Liberals tighten prison transfer rules
When Tori Stafford’s family got official notice last year that the woman who killed their little girl had been transferred from prison to a healing lodge, they figured there was nothing they could do.
“We didn’t really take into consideration it was something we could address. The letter felt like, ’So sad, too bad. This has happened. There is nothing you can do,’” the girl’s grandmother Doreen Graichen said Wednesday.
When her son, Rodney Stafford, found out this fall about the transfer, he got angry. Postmedia News broke the story on transfer and rallies and protests and public outrage grew.
To the family’s surprise, and to the surprise perhaps of thousands of ordinary Canadians who think their voices don’t matter, the federal government changed the rules Wednesday to prevent what happened from happening again, and to send the killer, Terri-Lynne McClintic, back to prison. She was transferred late last year to the Okimaw Ohci Healing Lodge in Saskatchewan.
Federal prisoners will have a harder time being transferred to Indigenous “healing lodges” if they’re serving long sentences, Public Safety Minister Ralph Goodale said.
Under new rules announced Wednesday, prisoners won’t be eligible for transfers to healing lodges without secured perimeters until they’re into the “preparation for release” phases of their sentences.
The Correctional Service of Canada also will have to consider inmates’ behaviour and how close they are to being eligible for unescorted temporary absences from prison before transferring them.
In addition, the deputy commissioner for women will be involved in decisions to ensure national standards are applied consistently and relevant factors are considered.
The changes will apply to past and future cases.
Rodney Stafford learned about the new rules from reporters Wednesday and said he was awaiting word McClintic had been sent back or was going to be.
“I’m just sitting here in limbo. It’s brutal.”

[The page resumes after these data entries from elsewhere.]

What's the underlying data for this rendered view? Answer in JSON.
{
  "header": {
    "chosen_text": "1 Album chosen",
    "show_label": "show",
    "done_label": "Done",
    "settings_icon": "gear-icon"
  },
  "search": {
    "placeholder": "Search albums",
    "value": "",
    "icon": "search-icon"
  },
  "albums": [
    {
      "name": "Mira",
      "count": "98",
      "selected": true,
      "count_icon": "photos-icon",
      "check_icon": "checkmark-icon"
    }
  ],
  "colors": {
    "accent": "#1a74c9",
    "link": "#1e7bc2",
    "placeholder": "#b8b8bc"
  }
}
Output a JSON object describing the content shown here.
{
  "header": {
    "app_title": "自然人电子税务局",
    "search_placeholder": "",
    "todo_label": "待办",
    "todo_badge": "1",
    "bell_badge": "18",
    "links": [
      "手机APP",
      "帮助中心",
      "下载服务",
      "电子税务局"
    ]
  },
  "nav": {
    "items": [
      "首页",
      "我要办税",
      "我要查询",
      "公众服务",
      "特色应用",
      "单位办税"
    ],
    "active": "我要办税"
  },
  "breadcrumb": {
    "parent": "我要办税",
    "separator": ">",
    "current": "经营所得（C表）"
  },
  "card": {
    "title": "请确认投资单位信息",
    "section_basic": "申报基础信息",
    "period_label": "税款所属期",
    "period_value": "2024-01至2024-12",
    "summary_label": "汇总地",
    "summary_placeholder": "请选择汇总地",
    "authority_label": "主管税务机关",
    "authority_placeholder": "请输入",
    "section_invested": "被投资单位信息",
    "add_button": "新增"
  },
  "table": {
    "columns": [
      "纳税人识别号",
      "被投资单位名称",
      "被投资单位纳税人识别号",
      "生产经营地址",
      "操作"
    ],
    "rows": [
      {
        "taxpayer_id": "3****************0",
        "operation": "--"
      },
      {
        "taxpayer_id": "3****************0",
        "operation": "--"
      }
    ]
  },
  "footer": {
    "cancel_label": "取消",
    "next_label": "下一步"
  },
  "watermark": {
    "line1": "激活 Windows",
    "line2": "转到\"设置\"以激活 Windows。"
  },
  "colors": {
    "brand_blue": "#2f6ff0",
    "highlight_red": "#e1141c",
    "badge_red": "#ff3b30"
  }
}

But Stafford said he was pleased the public protests prompted new rules.
“It’s helping keep the public safe,” he said.
He didn’t seem impressed by the notion he’d help force the federal government to make changes.
“It’s all on behalf of my little girl,” he said.
Tori, 8, was walking home from school in Woodstock April 8, 2009, when McClintic approached her, promised to show her a puppy and lured her into a car driven by Michael Rafferty.
The two drove the girl to a remote location north of Guelph where Tori was raped, beaten to death and hidden in garbage bags in a grove of trees.
McClintic, 28, pleaded guilty to first-degree murder in 2010 and testified at Rafferty’s trial in 2012, where he was convicted of firstdegree murder.
At that trial, McClintic’s troubled past and violent nature became even more apparent. She pleaded guilty that same year to assaulting an inmate at Grand Valley Institute in Kitchener, whom she lured into a meeting on the pretence of seeking help from a mentor.